Whether standing still or having my hand close to or on him, he remained still and lifeless. It seemed that life had been stolen from him. I knew that a mere 30 minutes was not going to persuade him to feel comfort, so I walked to the white Maltese-type dog, who, up to this point, I had described as crazy.I decided to somehow befriend this white, furry dog. He showed his teeth constantly. It wasn’t out of fear or malice, it seemed that something may have happened to his jaw. I was pleased with myself and with him when he finally allowed me to extend my hand. He smelled me and just from that single gesture, we became pals. He let me play with him and pet him on the head and along his dirty body. I don’t know his name. I didn’t name him, either. But, I did find out that he used to be a house pet and was later chained to that post because the family had a new baby to take care of. The dog was no longer necessary to occupy the family, as there was a new bundle of joy.

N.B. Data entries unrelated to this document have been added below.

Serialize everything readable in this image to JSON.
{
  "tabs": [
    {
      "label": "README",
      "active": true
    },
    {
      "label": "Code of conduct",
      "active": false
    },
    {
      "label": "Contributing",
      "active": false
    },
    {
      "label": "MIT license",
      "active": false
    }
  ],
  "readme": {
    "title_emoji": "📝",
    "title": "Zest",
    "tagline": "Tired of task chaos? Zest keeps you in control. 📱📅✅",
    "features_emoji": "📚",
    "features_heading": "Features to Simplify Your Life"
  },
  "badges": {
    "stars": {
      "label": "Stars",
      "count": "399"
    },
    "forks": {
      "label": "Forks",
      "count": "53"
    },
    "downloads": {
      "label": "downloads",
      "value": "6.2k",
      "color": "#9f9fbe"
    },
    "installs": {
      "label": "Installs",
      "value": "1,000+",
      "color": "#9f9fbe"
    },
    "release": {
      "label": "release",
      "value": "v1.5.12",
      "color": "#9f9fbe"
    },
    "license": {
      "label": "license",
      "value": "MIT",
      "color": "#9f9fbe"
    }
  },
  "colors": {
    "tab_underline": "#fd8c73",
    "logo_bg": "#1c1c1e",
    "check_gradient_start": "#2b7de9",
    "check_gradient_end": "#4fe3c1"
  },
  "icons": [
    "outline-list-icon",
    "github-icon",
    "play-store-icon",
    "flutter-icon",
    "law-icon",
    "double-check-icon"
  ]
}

Greeting a chained dogFrom that moment on, whether walking away from him, or towards him, he showed what I had never thought I’d see from him, excitement. He didn’t growl at me, nor did he shy away. He was even trained to sit and extend his paw. The weekend was nearly over and I had to say goodbye to my new friends. Upon doing this, I noticed a bone on the ground, in front of the newest arrival’s shelter. I didn’t notice until I had picked up this bone that it was a piece of a jaw with teeth still attached to it. It was obvious that this jaw belonged to a small dog. I don’t know whether it belonged to Happy. It really didn’t make a difference to whom it belonged. Either way, I knew that this bone and the living dog next to it were one and the same and that the living dog was staring into his own future. Yellow dog, what is your fate?

Some days later I began to think of what I could possibly do to somehow help these dogs. Then I began to ask myself, if I could save just one, which dog would it be? Would it be the ever so enthusiastic Yellow, or the dog who I now endearingly call Crazy, or the sickly looking one? I had no doubt that Happy’s sickly replacement sensed something terrifying was going to happen to him. Yet, Yellow was still so much alive and so full of energy, it seemed impossible to even imagine him being lifeless. Crazy was once a house dog. If I had been able to, should I have taken him home, as he already knows what life was once like? Or the sick dog? Would I be able to rehabilitate him? These are desperate questions.

Unfortunately I was not able to take any of the three dogs with me. I know I could have done so much more, but I did not. One by one the dogs will be taken to an unknown place, some with hope, others without, will be slaughtered, eaten and then replaced. I still feel a sense of loss and guilt that Happy is gone but I know that somehow, even though for a short while, I made a difference in his life, just by taking him out on a short walk. It is so important for me to know that.